In this post from ThousandEyes Connect Santa Clara, we’ll summarize the presentation by Donavan Fritz, Sr. Network Site Reliability Engineer at Netflix.
During his talk, Donavan described how his team tracks IP addresses within the AWS cloud — specifically, how they built a system to quickly figure out where a given IP address is allocated at a given time.
IP Addresses Mean Nothing
At Netflix, Donavan works on the Cloud Network Engineering team, which is responsible for DNS, network architecture inside AWS VPC (Virtual Private Cloud) as well as network triage and telemetry inside the cloud. Uniquely, they are a networking team that has no access to hardware; as Donavan says, “When you think about typical networking teams you generally think routers and switches, but we don’t have that luxury — we operate entirely in the overlay that Amazon provides.”
Donavan then showed a sample of netstat output. The problem with this output is that it’s impossible to tell what the IP addresses represent: “These IPs actually mean nothing to me; and as a member of the cloud networking team, this is a big problem that we need to solve. We should be able to quantify every one of these addresses.” To solve this problem, Donavan first set out to have a very well-defined question to answer, because “what are these IPs?” is not a precise enough question.
No Network Segmentation in the Cloud
To provide context, Donavan then explained their AWS operations: “In typical networks, you have the concept of network segmentation. With a well-defined IP scheme, you can look at an address and recognize that it’s in a particular data center or if it’s a domain controller. In the cloud, we don’t have this kind of segmentation.”
Tokens in a Bucket
Donavan thinks about IP addresses like tokens in a bucket; where the VPC is a bucket of tokens, and resources need tokens to communicate on the network. At any point in time an IP could be an EC2 instance; when that instance is terminated, the IP address goes back to the bucket and is free to be used by something else.
As a result, an IP address can be used by many different applications. In Netflix’s environment, IPs change a lot. Because IPs represent different things at different times, the key question must be revised: “What are these IPs at this time?”
A Well-Defined Question
Donavan then mentioned another issue: VPCs can overlap in IP space, it’s important to quantify this as well. He differentiates overlapping IP networks by putting them into different routing domains.

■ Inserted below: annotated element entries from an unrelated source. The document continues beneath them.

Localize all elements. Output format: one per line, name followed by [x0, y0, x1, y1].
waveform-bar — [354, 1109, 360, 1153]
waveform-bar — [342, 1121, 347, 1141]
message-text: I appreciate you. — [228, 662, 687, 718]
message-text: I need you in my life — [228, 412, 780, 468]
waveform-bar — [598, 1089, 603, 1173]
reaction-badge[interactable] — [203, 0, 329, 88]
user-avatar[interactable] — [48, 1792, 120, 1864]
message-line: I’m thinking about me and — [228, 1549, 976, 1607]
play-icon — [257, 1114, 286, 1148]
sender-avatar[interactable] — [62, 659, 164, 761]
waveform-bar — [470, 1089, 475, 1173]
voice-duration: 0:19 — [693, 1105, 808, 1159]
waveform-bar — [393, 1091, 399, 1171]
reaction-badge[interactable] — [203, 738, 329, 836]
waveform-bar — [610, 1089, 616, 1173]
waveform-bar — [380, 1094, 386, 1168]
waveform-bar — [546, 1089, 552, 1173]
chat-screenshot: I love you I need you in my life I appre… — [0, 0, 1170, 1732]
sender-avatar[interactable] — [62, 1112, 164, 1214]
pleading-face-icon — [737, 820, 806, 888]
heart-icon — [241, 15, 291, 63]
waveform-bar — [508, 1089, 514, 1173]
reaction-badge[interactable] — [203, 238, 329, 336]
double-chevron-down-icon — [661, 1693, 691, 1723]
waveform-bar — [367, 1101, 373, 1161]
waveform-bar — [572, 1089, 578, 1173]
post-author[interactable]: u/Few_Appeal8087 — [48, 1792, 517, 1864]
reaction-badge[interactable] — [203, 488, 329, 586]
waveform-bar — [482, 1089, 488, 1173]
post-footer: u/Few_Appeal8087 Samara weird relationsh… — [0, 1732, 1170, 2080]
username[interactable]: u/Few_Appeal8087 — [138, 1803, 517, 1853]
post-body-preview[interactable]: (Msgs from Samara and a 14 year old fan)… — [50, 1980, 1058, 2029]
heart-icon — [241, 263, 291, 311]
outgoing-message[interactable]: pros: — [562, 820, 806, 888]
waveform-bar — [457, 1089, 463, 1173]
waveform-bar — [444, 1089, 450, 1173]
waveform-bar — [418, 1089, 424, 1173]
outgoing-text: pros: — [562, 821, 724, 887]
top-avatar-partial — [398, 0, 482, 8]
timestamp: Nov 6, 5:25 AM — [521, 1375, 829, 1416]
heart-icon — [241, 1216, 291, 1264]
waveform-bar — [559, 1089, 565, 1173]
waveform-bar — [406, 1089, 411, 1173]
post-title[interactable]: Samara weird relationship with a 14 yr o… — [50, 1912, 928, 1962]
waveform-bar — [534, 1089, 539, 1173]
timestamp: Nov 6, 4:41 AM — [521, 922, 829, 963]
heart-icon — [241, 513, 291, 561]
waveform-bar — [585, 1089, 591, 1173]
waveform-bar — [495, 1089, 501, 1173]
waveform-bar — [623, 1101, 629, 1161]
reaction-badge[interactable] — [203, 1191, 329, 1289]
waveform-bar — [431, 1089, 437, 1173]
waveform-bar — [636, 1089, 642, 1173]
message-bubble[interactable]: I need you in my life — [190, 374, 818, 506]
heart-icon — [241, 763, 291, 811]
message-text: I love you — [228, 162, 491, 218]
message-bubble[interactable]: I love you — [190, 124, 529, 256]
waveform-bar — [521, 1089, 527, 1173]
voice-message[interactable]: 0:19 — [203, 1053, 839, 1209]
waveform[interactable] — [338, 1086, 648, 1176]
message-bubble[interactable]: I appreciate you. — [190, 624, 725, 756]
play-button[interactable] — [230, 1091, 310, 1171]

He also adds more color to the key question: “We also want to define what is ‘what?’ If you tell me that this IP address belongs to an EC2 instance with id i-123, that doesn’t tell me much. I still want to know more detail.” So, the fully refined question is now: “What application has this IP, at this time, in this routing domain?” This is now a very well-defined question with explicit inputs and outputs — it’s a function that a system can be built around.
There’s one last thing to consider. Netflix uses another AWS technology called VPC FlowLogs, which provides tiny records of information like the one below. It provides Layer 3 and Layer 4 data describing communication happening inside Netflix’s VPC. Similar to the problem with the netstat output, this doesn’t have meaning because there’s no indication as to what the IP addresses are. But, this does provide the inputs required to answer our key question: IP addresses, timestamp and routing domain. But because VPC FlowLogs describes every piece of communication across all of Netflix’s accounts, instances and regions, volume is huge. So when Donavan’s team built a system to figure out what each IP was, they needed to take into account the high volume of information.
Due to the high volume of data, Donavan and his team are working on building an IP change stream to answer their key question about identifying IPs.
Donavan describes the process: “We look at both Amazon and internal data sources, poll them at regular intervals, look for things that have been added, deleted or changed, and then place any changes into an event stream. The stream stores every IP address in our environment and at what time it changed.”
“So what does this look like in practice?” Donavan asked. Inputting the IP address, timestamp and routing domain (e.g., “18.104.22.168 @ 1495670748 in inet.0”) yields useful details relevant to the IP address, including the application and placement in the network.
Reaping the Benefits
All of this data is very useful: “This helps us discover what’s happening in our network. If we annotate every FlowLog with this data, we can derive a connectivity map of our network.”